BY Soko Directory Team · August 13, 2018 05:08 am

T-bills were undersubscribed last week, with the overall subscription rate coming in at 57.4 percent, a decline from 60.4 percent recorded the previous week.

The under subscription was attributed to tight liquidity, which the Central Bank of Kenya (CBK) attributed to seasonal low government spending at the beginning of the fiscal year.

Yields on the 91-day paper increased by 10 bps, to 7.7 percent from 7.6 percent the previous week, while yields on the 182-day paper declined by 10 bps to 9.0 percent from 9.1 percent the previous week.

The yield on the 364-day paper remained unchanged at 10.0 percent. The acceptance rate for T-bills remained unchanged at 96.8 percent, with the government accepting 13.3 billion shillings of the 13.8 billion shillings worth of bids received.

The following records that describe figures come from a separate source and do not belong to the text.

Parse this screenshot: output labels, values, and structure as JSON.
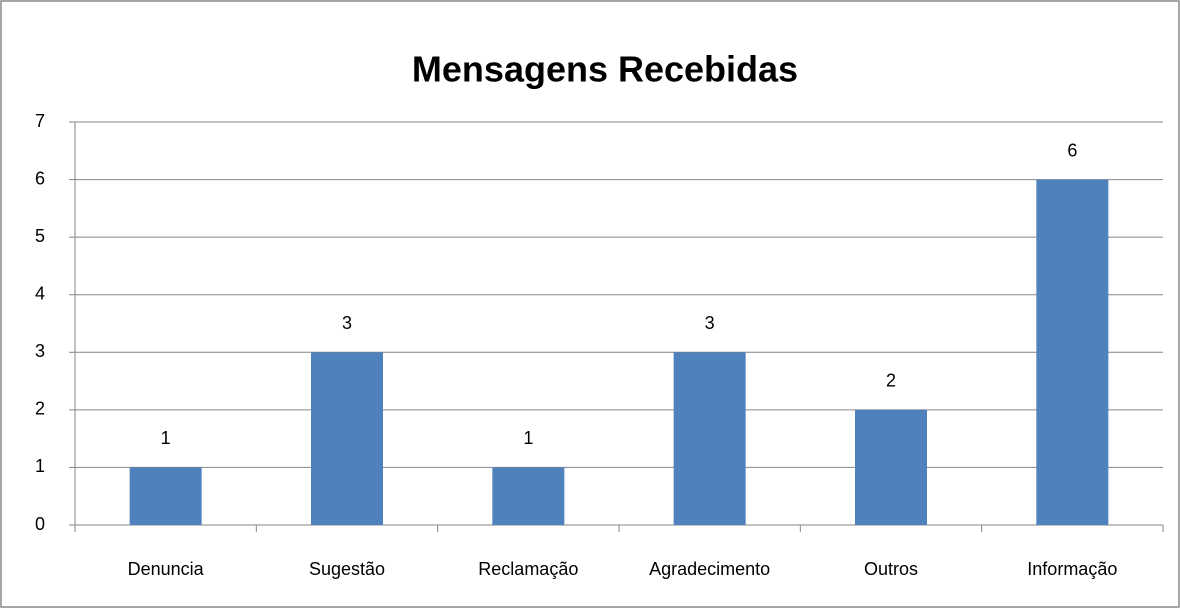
{
  "chart_data": {
    "type": "bar",
    "title": "Mensagens Recebidas",
    "categories": [
      "Denuncia",
      "Sugestão",
      "Reclamação",
      "Agradecimento",
      "Outros",
      "Informação"
    ],
    "values": [
      1,
      3,
      1,
      3,
      2,
      6
    ],
    "color": "#4f81bd",
    "ylim": [
      0,
      7
    ],
    "yticks": [
      0,
      1,
      2,
      3,
      4,
      5,
      6,
      7
    ],
    "grid": true,
    "data_labels": true
  }
}
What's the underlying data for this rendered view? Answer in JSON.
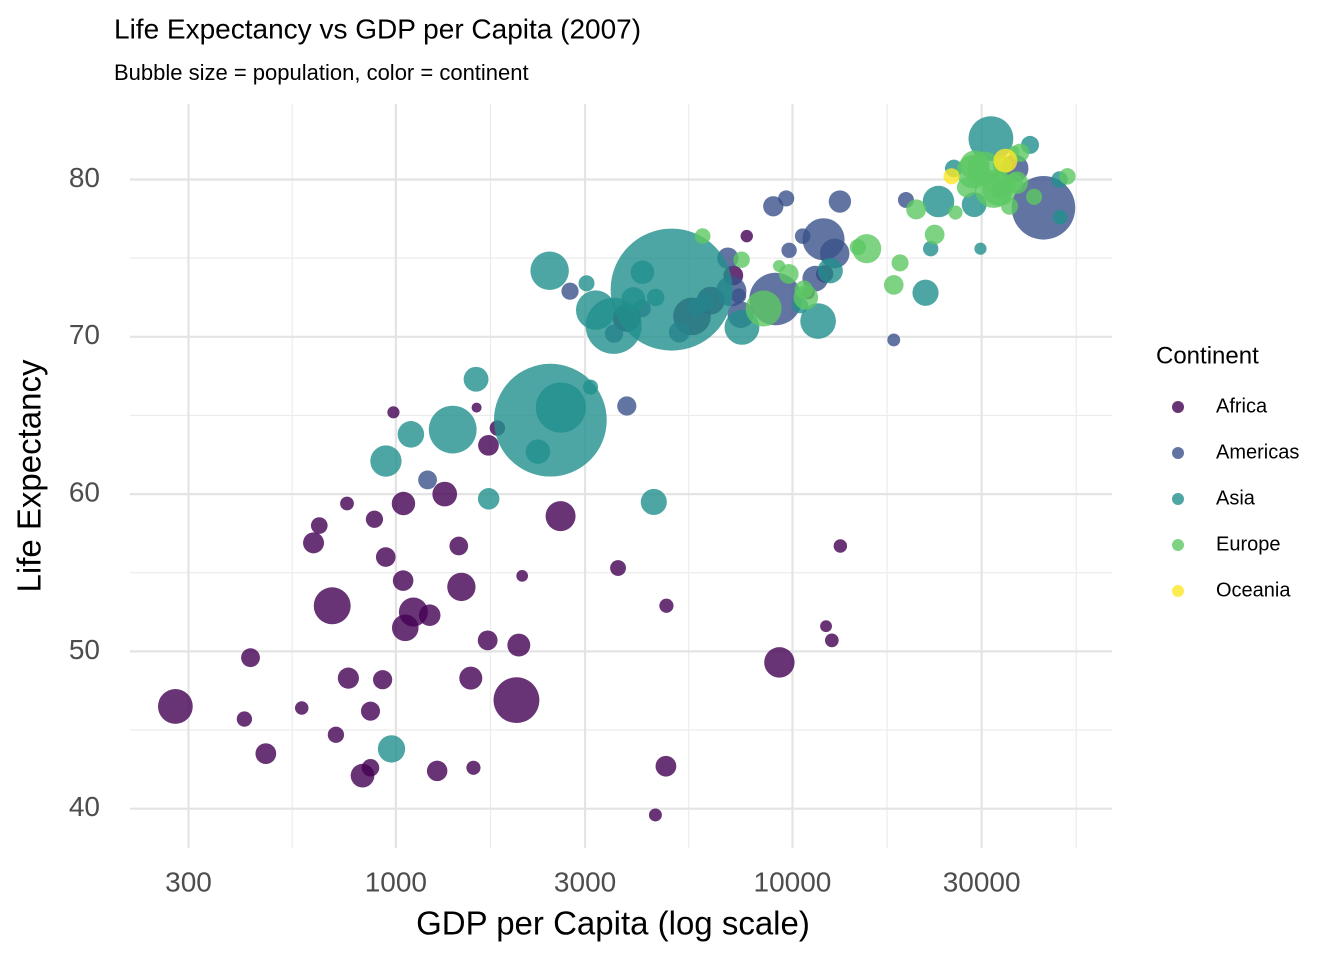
{
  "chart_data": {
    "type": "scatter",
    "title": "Life Expectancy vs GDP per Capita (2007)",
    "subtitle": "Bubble size = population, color = continent",
    "x_label": "GDP per Capita (log scale)",
    "y_label": "Life Expectancy",
    "legend_title": "Continent",
    "legend_position": "right",
    "x_log": true,
    "grid": true,
    "xlim": [
      213.6,
      63940
    ],
    "ylim": [
      37.5,
      84.8
    ],
    "xticks": [
      300,
      1000,
      3000,
      10000,
      30000
    ],
    "yticks": [
      40,
      50,
      60,
      70,
      80
    ],
    "series": [
      {
        "name": "Africa",
        "color": "#440154",
        "x": [
          6223,
          4797,
          1441,
          12570,
          1217,
          430,
          2042,
          706,
          1704,
          986,
          278,
          3633,
          1545,
          2082,
          5581,
          12154,
          641,
          691,
          13206,
          753,
          1328,
          943,
          579,
          1463,
          1569,
          415,
          12058,
          1045,
          759,
          1043,
          1803,
          10957,
          3820,
          824,
          4811,
          620,
          2014,
          7670,
          863,
          1598,
          1712,
          863,
          926,
          9270,
          2602,
          4513,
          1107,
          883,
          7093,
          1056,
          1271,
          470
        ],
        "values": [
          72.3,
          42.7,
          56.7,
          50.7,
          52.3,
          49.6,
          50.4,
          44.7,
          50.7,
          65.2,
          46.5,
          55.3,
          48.3,
          54.8,
          71.3,
          51.6,
          58.0,
          52.9,
          56.7,
          59.4,
          60.0,
          56.0,
          46.4,
          54.1,
          42.6,
          45.7,
          74.0,
          59.4,
          48.3,
          54.5,
          64.2,
          72.8,
          71.2,
          42.1,
          52.9,
          56.9,
          46.9,
          76.4,
          46.2,
          65.5,
          63.1,
          42.6,
          48.2,
          49.3,
          58.6,
          39.6,
          52.5,
          58.4,
          73.9,
          51.5,
          42.4,
          43.5
        ],
        "sizes": [
          33333216,
          12420476,
          8078314,
          1639131,
          14326203,
          8390505,
          17696293,
          4369038,
          10238807,
          710960,
          64606759,
          3800610,
          18013409,
          496374,
          80264543,
          551201,
          4906585,
          76511887,
          1454867,
          1688359,
          22873338,
          9947814,
          1472041,
          35610177,
          2012649,
          3193942,
          6036914,
          19167654,
          13327079,
          12031795,
          3270065,
          1250882,
          33757175,
          19951656,
          2055080,
          12894865,
          135031164,
          798094,
          8860588,
          199579,
          12267493,
          6144562,
          9118773,
          43997828,
          42292929,
          1133066,
          38139640,
          5701579,
          10276158,
          29170398,
          11746035,
          12311143
        ]
      },
      {
        "name": "Americas",
        "color": "#3B528B",
        "x": [
          12779,
          3822,
          9066,
          36319,
          13172,
          7007,
          9645,
          8948,
          6025,
          6873,
          5728,
          5186,
          1202,
          3548,
          7321,
          11978,
          2749,
          9809,
          4173,
          7409,
          19329,
          18009,
          42952,
          10611,
          11416
        ],
        "values": [
          75.3,
          65.6,
          72.4,
          80.7,
          78.6,
          72.9,
          78.8,
          78.3,
          72.2,
          75.0,
          71.9,
          70.3,
          60.9,
          70.2,
          72.6,
          76.2,
          72.9,
          75.5,
          71.8,
          71.4,
          78.7,
          69.8,
          78.2,
          76.4,
          73.7
        ],
        "sizes": [
          40301927,
          9119152,
          190010647,
          33390141,
          16284741,
          44227550,
          4133884,
          11416987,
          9319622,
          13755680,
          6939688,
          12572928,
          8502814,
          7483763,
          2780132,
          108700891,
          5675356,
          3242173,
          6667147,
          28674757,
          3942491,
          1056608,
          301139947,
          3447496,
          26084662
        ]
      },
      {
        "name": "Asia",
        "color": "#21908C",
        "x": [
          975,
          29796,
          1391,
          1714,
          4959,
          39725,
          2452,
          3541,
          11606,
          4471,
          25523,
          31656,
          4519,
          1593,
          23348,
          47307,
          10461,
          12452,
          3096,
          944,
          1091,
          22316,
          2606,
          3190,
          21655,
          47143,
          3970,
          4185,
          28718,
          7458,
          2442,
          3025,
          2281
        ],
        "values": [
          43.8,
          75.6,
          64.1,
          59.7,
          73.0,
          82.2,
          64.7,
          70.7,
          71.0,
          59.5,
          80.7,
          82.6,
          72.5,
          67.3,
          78.6,
          77.6,
          72.0,
          74.2,
          66.8,
          62.1,
          63.8,
          75.6,
          65.5,
          71.7,
          72.8,
          80.0,
          72.4,
          74.1,
          78.4,
          70.6,
          74.2,
          73.4,
          62.7
        ],
        "sizes": [
          31889923,
          708573,
          150448339,
          14131858,
          1318683096,
          6980412,
          1110396331,
          223547000,
          69453570,
          27499638,
          6426679,
          127467972,
          6053193,
          23301725,
          49044790,
          2505559,
          3921278,
          24821286,
          2874127,
          47761980,
          28901790,
          3204897,
          169270617,
          91077287,
          27601038,
          4553009,
          20378239,
          19314747,
          23174294,
          65068149,
          85262356,
          4018332,
          22211743
        ]
      },
      {
        "name": "Europe",
        "color": "#5DC863",
        "x": [
          5937,
          36126,
          33693,
          7446,
          10681,
          14619,
          22833,
          35278,
          33207,
          30470,
          32170,
          27538,
          18009,
          36181,
          40676,
          28570,
          9254,
          36798,
          49357,
          15390,
          20510,
          10808,
          9787,
          18678,
          25768,
          28821,
          33860,
          37506,
          8458,
          33203
        ],
        "values": [
          76.4,
          79.8,
          79.4,
          74.9,
          73.0,
          75.7,
          76.5,
          78.3,
          79.3,
          80.7,
          79.4,
          79.5,
          73.3,
          81.8,
          78.9,
          80.5,
          74.5,
          79.8,
          80.2,
          75.6,
          78.1,
          72.5,
          74.0,
          74.7,
          77.9,
          80.9,
          80.9,
          81.7,
          71.8,
          79.4
        ],
        "sizes": [
          3600523,
          8199783,
          10392226,
          4552198,
          7322858,
          4493312,
          10228744,
          5468120,
          5238460,
          61083916,
          82400996,
          10706290,
          9956108,
          301931,
          4109086,
          58147733,
          684736,
          16570613,
          4627926,
          38518241,
          10642836,
          22276056,
          10150265,
          5447502,
          2009245,
          40448191,
          9031088,
          7554661,
          71158647,
          60776238
        ]
      },
      {
        "name": "Oceania",
        "color": "#FDE725",
        "x": [
          34435,
          25185
        ],
        "values": [
          81.2,
          80.2
        ],
        "sizes": [
          20434176,
          4115771
        ]
      }
    ]
  }
}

The subscription rate for the 91-day and 364-day papers improved to 15.1 percent and 111.1 percent from 14.2 percent and 87.9 percent the previous week, respectively, while the subscription rate for the 182-day paper declined to 20.5 percent from 51.5 percent the previous week.

The 364-day paper continued to record the highest performance attributed to the scarcity of newer short-term primary bonds, as the government has been issuing longer-tenor bonds in a bid to lengthen its debt maturity profile, leaving investors to settle for the 364-day paper.

For the month of August 2018, the Kenyan Government has issued a new 10-year Treasury bond (FXD 1/2018/10) with a market-determined coupon rate, in a bid to raise 40.0 billion shillings for budgetary support.

The government had been issuing longer-dated bonds in a bid to lengthen the debt maturity profile, which has been declining with the average term to maturity for all government securities hitting 4.4-years as at April 2018.

The government has not achieved much in lengthening their liability profile mainly due to the poor performance of the longer-dated bonds in the auction market.

The low performance has been attributed to the relatively flat yield curve on the long-end, making it relatively unattractive to hold longer-term bonds considering the current uncertainties in the interest rate environment.